I use the Airline Customer Segmentation dataset from Kaggle. It is actually still unclear for me where this dataset is originally from, but I notice that it has been circulating around the internet since at least 4 years ago. The content of this dataset is as follows:

Basic customer information:

  • MEMBER_NO: Membership card number (ID)
  • FFP_DATE: Membership join date
  • FIRST_FLIGHT_DATE: First flight date
  • GENDER: Gender
  • FFP_TIER: Membership card level
  • WORK_CITY: The city where the customer works
  • WORK_PROVINCE: The province where the customer works
  • WORK_COUNTRY: The country where the customer works
  • AGE: Age

Flight information:

  • LOAD_TIME: The end time of the observation window (observation window: time period of observation)
  • FLIGHT_COUNT: Number of flights in the observation window
  • SUM_YR_1 : Fare revenue
  • SUM_YR_2 : Votes prices
  • SEG_KM_SUM: Total flight kilometers in the observation window
  • LAST_FLIGHT_DATE: Last flight date
  • LAST_TO_END: The time from the last flight to the end of the observation window
  • AVG_INTERVAL: Average flight time interval
  • MAX_INTERVAL: Maximum flight interval
  • avg_discount: Average discount rate

Integral information

  • BP_SUM: Total basic integral
  • EXCHANGE_COUNT: Number of points exchanged
  • Points_Sum: Total cumulative points
  • Point_NotFlight: points not used by the customer

Methods

In this project, I use the LRFMC model to create the segmentation, which is commonly used for aviation dataset. I use the K-means algorithm to segment the customers, and I employ the elbow method and the silhouette score to determine the optimum number of clusters (k-value). I analyze each cluster from its typical LRFMC values, which I take from the median.

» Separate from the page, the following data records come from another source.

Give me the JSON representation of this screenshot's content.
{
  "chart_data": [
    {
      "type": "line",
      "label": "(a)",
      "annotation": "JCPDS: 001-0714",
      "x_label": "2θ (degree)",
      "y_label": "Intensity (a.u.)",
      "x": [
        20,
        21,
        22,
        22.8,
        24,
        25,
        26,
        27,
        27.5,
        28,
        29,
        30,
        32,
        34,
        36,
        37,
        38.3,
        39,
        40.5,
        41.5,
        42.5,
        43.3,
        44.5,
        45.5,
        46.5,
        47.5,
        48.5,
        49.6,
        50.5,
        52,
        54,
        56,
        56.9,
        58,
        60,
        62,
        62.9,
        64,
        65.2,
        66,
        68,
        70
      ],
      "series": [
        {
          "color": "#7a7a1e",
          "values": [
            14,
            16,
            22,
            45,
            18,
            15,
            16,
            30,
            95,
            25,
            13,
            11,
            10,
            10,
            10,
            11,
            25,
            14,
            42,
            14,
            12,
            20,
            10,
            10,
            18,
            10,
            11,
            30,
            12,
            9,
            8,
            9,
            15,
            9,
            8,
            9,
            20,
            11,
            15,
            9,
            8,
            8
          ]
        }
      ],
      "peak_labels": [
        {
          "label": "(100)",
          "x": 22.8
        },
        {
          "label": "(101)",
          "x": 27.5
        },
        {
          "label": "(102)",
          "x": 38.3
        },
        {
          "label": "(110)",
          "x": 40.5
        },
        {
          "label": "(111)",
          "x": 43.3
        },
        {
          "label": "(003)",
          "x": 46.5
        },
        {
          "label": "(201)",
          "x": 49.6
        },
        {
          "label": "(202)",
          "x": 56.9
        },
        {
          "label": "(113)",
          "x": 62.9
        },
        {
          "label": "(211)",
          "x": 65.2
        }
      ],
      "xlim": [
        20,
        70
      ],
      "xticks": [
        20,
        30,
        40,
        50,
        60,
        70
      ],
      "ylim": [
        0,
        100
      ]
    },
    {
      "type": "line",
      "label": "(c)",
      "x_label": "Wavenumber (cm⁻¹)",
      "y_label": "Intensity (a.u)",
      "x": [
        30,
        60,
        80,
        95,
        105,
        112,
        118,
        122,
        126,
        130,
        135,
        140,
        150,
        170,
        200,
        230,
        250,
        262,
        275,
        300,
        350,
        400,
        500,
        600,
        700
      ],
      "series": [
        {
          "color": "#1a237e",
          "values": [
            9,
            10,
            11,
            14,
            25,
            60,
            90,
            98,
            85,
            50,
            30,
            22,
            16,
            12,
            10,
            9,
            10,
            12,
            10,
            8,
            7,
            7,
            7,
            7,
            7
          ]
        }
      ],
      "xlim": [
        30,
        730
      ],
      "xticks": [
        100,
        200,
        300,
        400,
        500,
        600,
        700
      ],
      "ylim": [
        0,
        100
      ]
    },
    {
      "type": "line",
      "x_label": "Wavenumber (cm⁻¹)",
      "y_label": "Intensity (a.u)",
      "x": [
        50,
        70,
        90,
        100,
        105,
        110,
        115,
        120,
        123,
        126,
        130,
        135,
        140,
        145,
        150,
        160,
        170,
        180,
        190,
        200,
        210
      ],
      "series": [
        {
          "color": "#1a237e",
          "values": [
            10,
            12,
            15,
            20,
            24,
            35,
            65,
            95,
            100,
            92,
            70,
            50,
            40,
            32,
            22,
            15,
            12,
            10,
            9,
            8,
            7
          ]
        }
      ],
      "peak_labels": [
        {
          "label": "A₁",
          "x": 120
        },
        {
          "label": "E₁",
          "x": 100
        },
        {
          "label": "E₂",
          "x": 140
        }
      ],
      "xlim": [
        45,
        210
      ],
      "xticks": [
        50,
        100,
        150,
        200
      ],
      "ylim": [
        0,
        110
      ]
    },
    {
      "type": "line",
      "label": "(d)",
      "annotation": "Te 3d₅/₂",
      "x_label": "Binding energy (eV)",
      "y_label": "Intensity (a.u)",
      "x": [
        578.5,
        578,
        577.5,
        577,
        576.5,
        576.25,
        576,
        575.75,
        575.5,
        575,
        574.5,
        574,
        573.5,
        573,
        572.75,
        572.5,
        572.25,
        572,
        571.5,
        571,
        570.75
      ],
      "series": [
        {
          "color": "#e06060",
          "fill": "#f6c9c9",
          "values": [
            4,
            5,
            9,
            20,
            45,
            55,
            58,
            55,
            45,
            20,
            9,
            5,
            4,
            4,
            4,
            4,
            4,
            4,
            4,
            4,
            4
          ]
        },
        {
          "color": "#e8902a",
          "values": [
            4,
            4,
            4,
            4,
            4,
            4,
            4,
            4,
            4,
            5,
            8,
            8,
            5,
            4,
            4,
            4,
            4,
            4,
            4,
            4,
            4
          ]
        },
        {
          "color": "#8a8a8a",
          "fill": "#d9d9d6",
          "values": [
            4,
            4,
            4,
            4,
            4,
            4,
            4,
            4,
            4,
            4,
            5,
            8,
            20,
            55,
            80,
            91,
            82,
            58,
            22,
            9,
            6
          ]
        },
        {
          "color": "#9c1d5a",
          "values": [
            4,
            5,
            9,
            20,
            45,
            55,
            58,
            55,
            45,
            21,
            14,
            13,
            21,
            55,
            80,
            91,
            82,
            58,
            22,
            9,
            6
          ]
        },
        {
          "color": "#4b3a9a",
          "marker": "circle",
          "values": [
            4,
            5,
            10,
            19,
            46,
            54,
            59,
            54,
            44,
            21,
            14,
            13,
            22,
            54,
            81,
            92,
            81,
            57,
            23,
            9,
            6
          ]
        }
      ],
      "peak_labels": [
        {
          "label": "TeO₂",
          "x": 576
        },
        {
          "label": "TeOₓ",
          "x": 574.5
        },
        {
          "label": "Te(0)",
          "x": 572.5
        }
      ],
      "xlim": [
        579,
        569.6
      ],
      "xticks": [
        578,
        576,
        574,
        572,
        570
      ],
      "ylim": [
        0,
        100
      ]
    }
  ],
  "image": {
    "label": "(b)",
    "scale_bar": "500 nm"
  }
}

This project requires the standard numpy, pandas, matplotlib, seaborn, and sklearn packages. In addition, it also uses yellowbrick to visualize the silhouette score and plotly to create radar charts. So you might need to install these two packages beforehand if you want to test them out.

Results

I find that k=6 gives the best segmentation based on the elbow method and the silhouette score. I also try using k=5 and k=7 to see what information I gain/lose. With 5 clusters only, we lose the group of potential VIP members, and so it is not optimal to use. In other hand, using 7 clusters adds a cluster with mostly redundant characteristics, and so it is not worth the additional effort.